Within the first year after deployment with top strategic customers, revenues increased by a reported $20 million. Value creation has been enhanced by many information-technology advances in recent years, observes Michael Mohrman, an ERP segment executive with IBM Corp.'s Global Small & Medium Business unit, which offers a supply-chain "opportunity assessment" service to help small and midsized firms understand how integrated supply-chain management can improve their performance.

"There is extraordinary value in all of the tools that can be brought together to work the supply chain," he asserts. The key tools, Mohrman says, are: backbone ERP systems, advanced-planning-and-scheduling (APS) software, customer-relationship management systems, business-intelligence capability, and e-business connections with trading network partners.

Software-based business-intelligence systems, he explains, provide the ability to analyze information in corporate databases to help companies "anticipate what the customer will need next.

"From a manufacturing standpoint, Mohrman says, value can be created by increasing throughput or by improving customer service with more reliable on-time delivery.

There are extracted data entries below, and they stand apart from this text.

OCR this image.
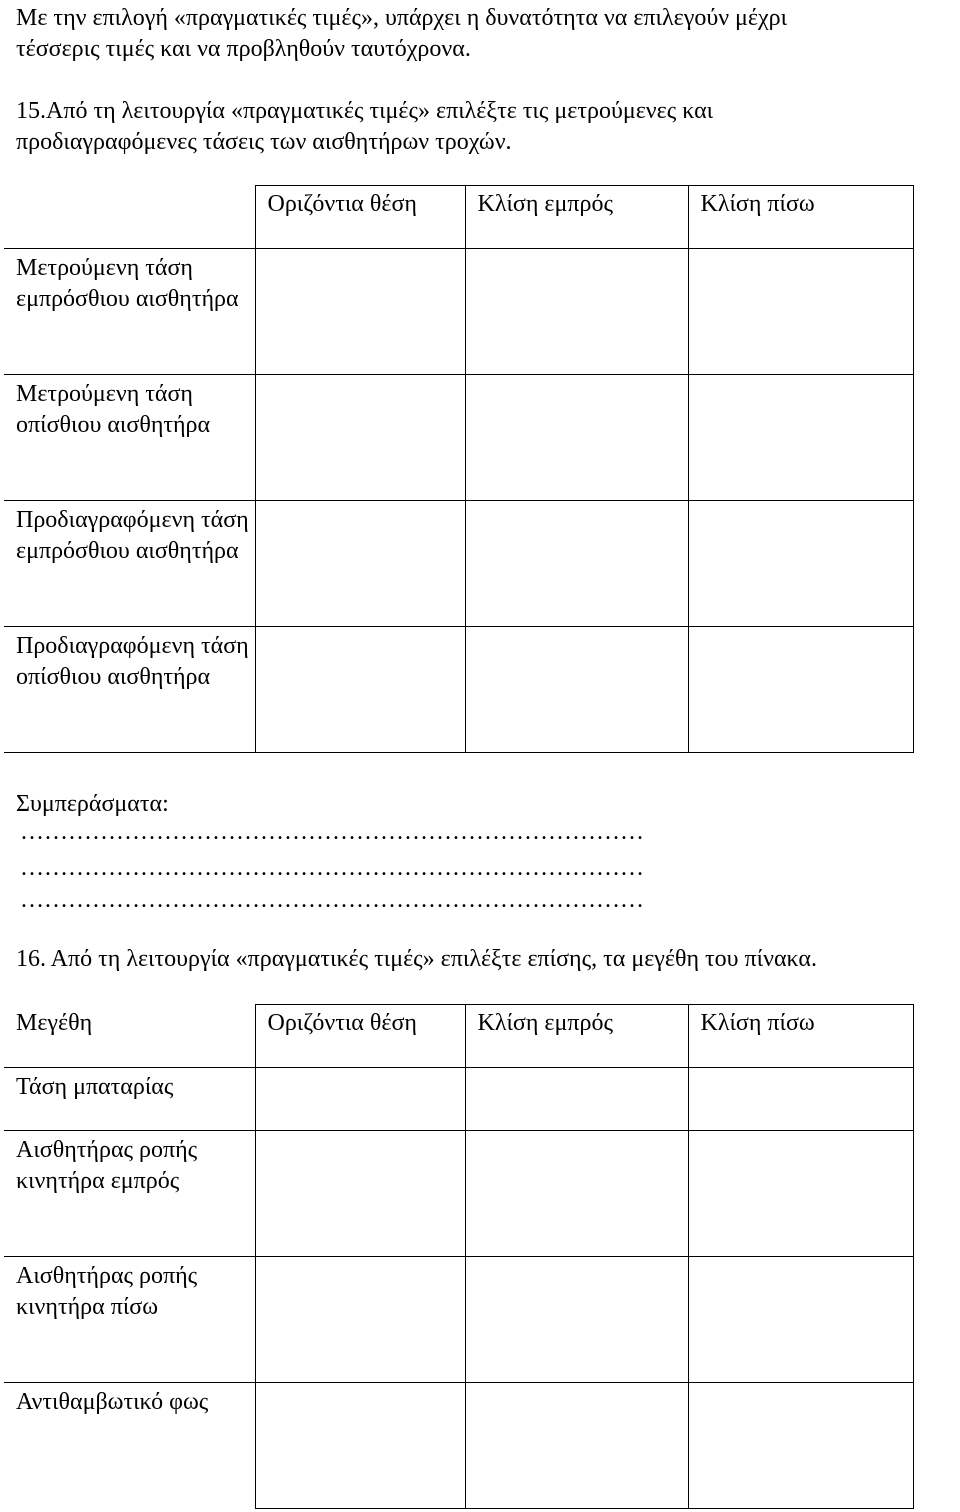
Με την επιλογή «πραγματικές τιμές», υπάρχει η δυνατότητα να επιλεγούν μέχρι

τέσσερις τιμές και να προβληθούν ταυτόχρονα.

15.Από τη λειτουργία «πραγματικές τιμές» επιλέξτε τις μετρούμενες και

προδιαγραφόμενες τάσεις των αισθητήρων τροχών.

	Οριζόντια θέση	Κλίση εμπρός	Κλίση πίσω
Μετρούμενη τάση εμπρόσθιου αισθητήρα			
Μετρούμενη τάση οπίσθιου αισθητήρα			
Προδιαγραφόμενη τάση εμπρόσθιου αισθητήρα			
Προδιαγραφόμενη τάση οπίσθιου αισθητήρα			

Συμπεράσματα:

……………………………………………………………………
……………………………………………………………………
……………………………………………………………………

16. Από τη λειτουργία «πραγματικές τιμές» επιλέξτε επίσης, τα μεγέθη του πίνακα.

Μεγέθη	Οριζόντια θέση	Κλίση εμπρός	Κλίση πίσω
Τάση μπαταρίας			
Αισθητήρας ροπής κινητήρα εμπρός			
Αισθητήρας ροπής κινητήρα πίσω			
Αντιθαμβωτικό φως			
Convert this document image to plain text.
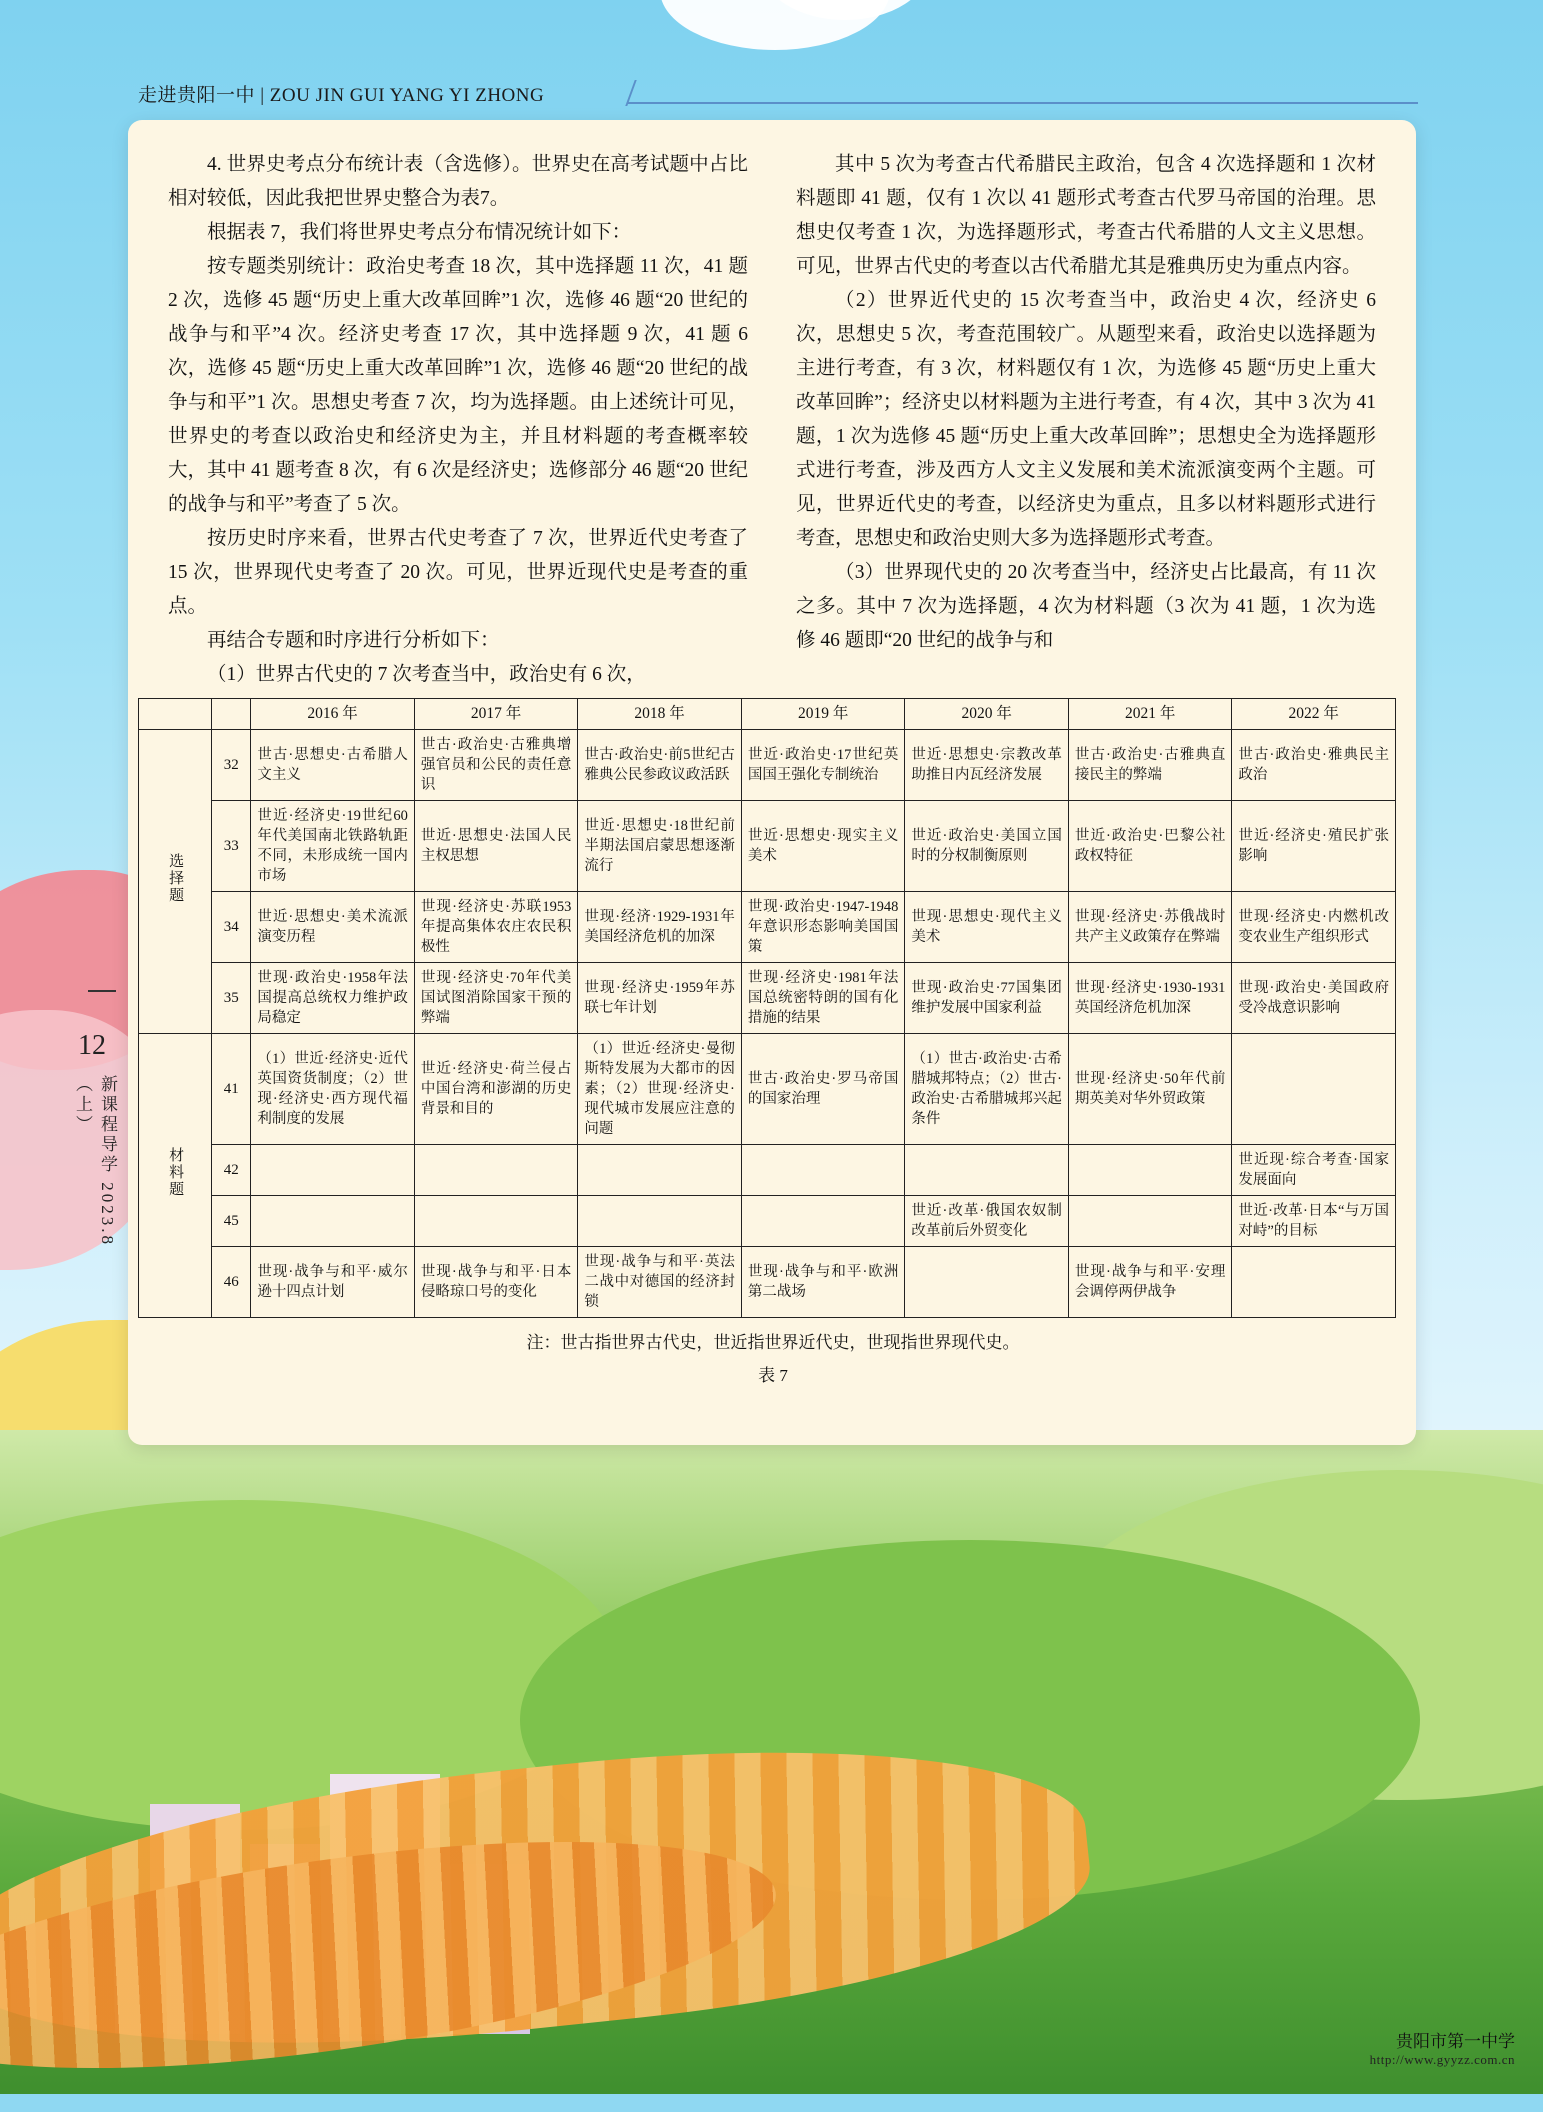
走进贵阳一中 | ZOU JIN GUI YANG YI ZHONG
12
新课程导学 2023.8（上）

4. 世界史考点分布统计表（含选修）。世界史在高考试题中占比相对较低，因此我把世界史整合为表7。

根据表 7，我们将世界史考点分布情况统计如下：

按专题类别统计：政治史考查 18 次，其中选择题 11 次，41 题 2 次，选修 45 题“历史上重大改革回眸”1 次，选修 46 题“20 世纪的战争与和平”4 次。经济史考查 17 次，其中选择题 9 次，41 题 6 次，选修 45 题“历史上重大改革回眸”1 次，选修 46 题“20 世纪的战争与和平”1 次。思想史考查 7 次，均为选择题。由上述统计可见，世界史的考查以政治史和经济史为主，并且材料题的考查概率较大，其中 41 题考查 8 次，有 6 次是经济史；选修部分 46 题“20 世纪的战争与和平”考查了 5 次。

按历史时序来看，世界古代史考查了 7 次，世界近代史考查了 15 次，世界现代史考查了 20 次。可见，世界近现代史是考查的重点。

再结合专题和时序进行分析如下：

（1）世界古代史的 7 次考查当中，政治史有 6 次，

其中 5 次为考查古代希腊民主政治，包含 4 次选择题和 1 次材料题即 41 题，仅有 1 次以 41 题形式考查古代罗马帝国的治理。思想史仅考查 1 次，为选择题形式，考查古代希腊的人文主义思想。可见，世界古代史的考查以古代希腊尤其是雅典历史为重点内容。

（2）世界近代史的 15 次考查当中，政治史 4 次，经济史 6 次，思想史 5 次，考查范围较广。从题型来看，政治史以选择题为主进行考查，有 3 次，材料题仅有 1 次，为选修 45 题“历史上重大改革回眸”；经济史以材料题为主进行考查，有 4 次，其中 3 次为 41 题，1 次为选修 45 题“历史上重大改革回眸”；思想史全为选择题形式进行考查，涉及西方人文主义发展和美术流派演变两个主题。可见，世界近代史的考查，以经济史为重点，且多以材料题形式进行考查，思想史和政治史则大多为选择题形式考查。

（3）世界现代史的 20 次考查当中，经济史占比最高，有 11 次之多。其中 7 次为选择题，4 次为材料题（3 次为 41 题，1 次为选修 46 题即“20 世纪的战争与和

		2016 年	2017 年	2018 年	2019 年	2020 年	2021 年	2022 年
选择题	32	世古·思想史·古希腊人文主义	世古·政治史·古雅典增强官员和公民的责任意识	世古·政治史·前5世纪古雅典公民参政议政活跃	世近·政治史·17世纪英国国王强化专制统治	世近·思想史·宗教改革助推日内瓦经济发展	世古·政治史·古雅典直接民主的弊端	世古·政治史·雅典民主政治
	33	世近·经济史·19世纪60年代美国南北铁路轨距不同，未形成统一国内市场	世近·思想史·法国人民主权思想	世近·思想史·18世纪前半期法国启蒙思想逐渐流行	世近·思想史·现实主义美术	世近·政治史·美国立国时的分权制衡原则	世近·政治史·巴黎公社政权特征	世近·经济史·殖民扩张影响
	34	世近·思想史·美术流派演变历程	世现·经济史·苏联1953年提高集体农庄农民积极性	世现·经济·1929-1931年美国经济危机的加深	世现·政治史·1947-1948年意识形态影响美国国策	世现·思想史·现代主义美术	世现·经济史·苏俄战时共产主义政策存在弊端	世现·经济史·内燃机改变农业生产组织形式
	35	世现·政治史·1958年法国提高总统权力维护政局稳定	世现·经济史·70年代美国试图消除国家干预的弊端	世现·经济史·1959年苏联七年计划	世现·经济史·1981年法国总统密特朗的国有化措施的结果	世现·政治史·77国集团维护发展中国家利益	世现·经济史·1930-1931英国经济危机加深	世现·政治史·美国政府受冷战意识影响
材料题	41	（1）世近·经济史·近代英国资货制度；（2）世现·经济史·西方现代福利制度的发展	世近·经济史·荷兰侵占中国台湾和澎湖的历史背景和目的	（1）世近·经济史·曼彻斯特发展为大都市的因素；（2）世现·经济史·现代城市发展应注意的问题	世古·政治史·罗马帝国的国家治理	（1）世古·政治史·古希腊城邦特点；（2）世古·政治史·古希腊城邦兴起条件	世现·经济史·50年代前期英美对华外贸政策	
	42							世近现·综合考查·国家发展面向
	45					世近·改革·俄国农奴制改革前后外贸变化		世近·改革·日本“与万国对峙”的目标
	46	世现·战争与和平·威尔逊十四点计划	世现·战争与和平·日本侵略琼口号的变化	世现·战争与和平·英法二战中对德国的经济封锁	世现·战争与和平·欧洲第二战场		世现·战争与和平·安理会调停两伊战争	
注：世古指世界古代史，世近指世界近代史，世现指世界现代史。
表 7
贵阳市第一中学
http://www.gyyzz.com.cn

"And the breakthrough today is to be able to do it with a lot less inventory than you needed in the past," he stresses. "Five years ago, without APS technology, the only way to significantly increase on-time shipping performance was to carry a lot more inventory. . . . Today, APS is where companies are getting the biggest bang for their dollar." But for APS systems to be effective, he cautions, companies need accurate and timely communications with customers and suppliers.

"For example, you have to be able to give a very accurate portrait of your demand situation to suppliers, without driving them crazy with constant changes.

"On the order-fulfillment side, especially in a make-to-order environment, it is important to have "strong capability to configure the product accurately," he adds, "so that the demand that a new order creates is absolutely on the money" and can be accurately and quickly translated into requirements for suppliers. Electronic collaboration across supply chains -- or "value networks" as they are often described today -- is regarded by many as the wave of the future.

"After companies have optimized business processes internally, they are looking to go beyond that -- at how they can affect value among themselves and their trading partners within that value network," says Wayne Janzen, manufacturing/ERP industry manager for Lotus Development Corp., Cambridge, Mass.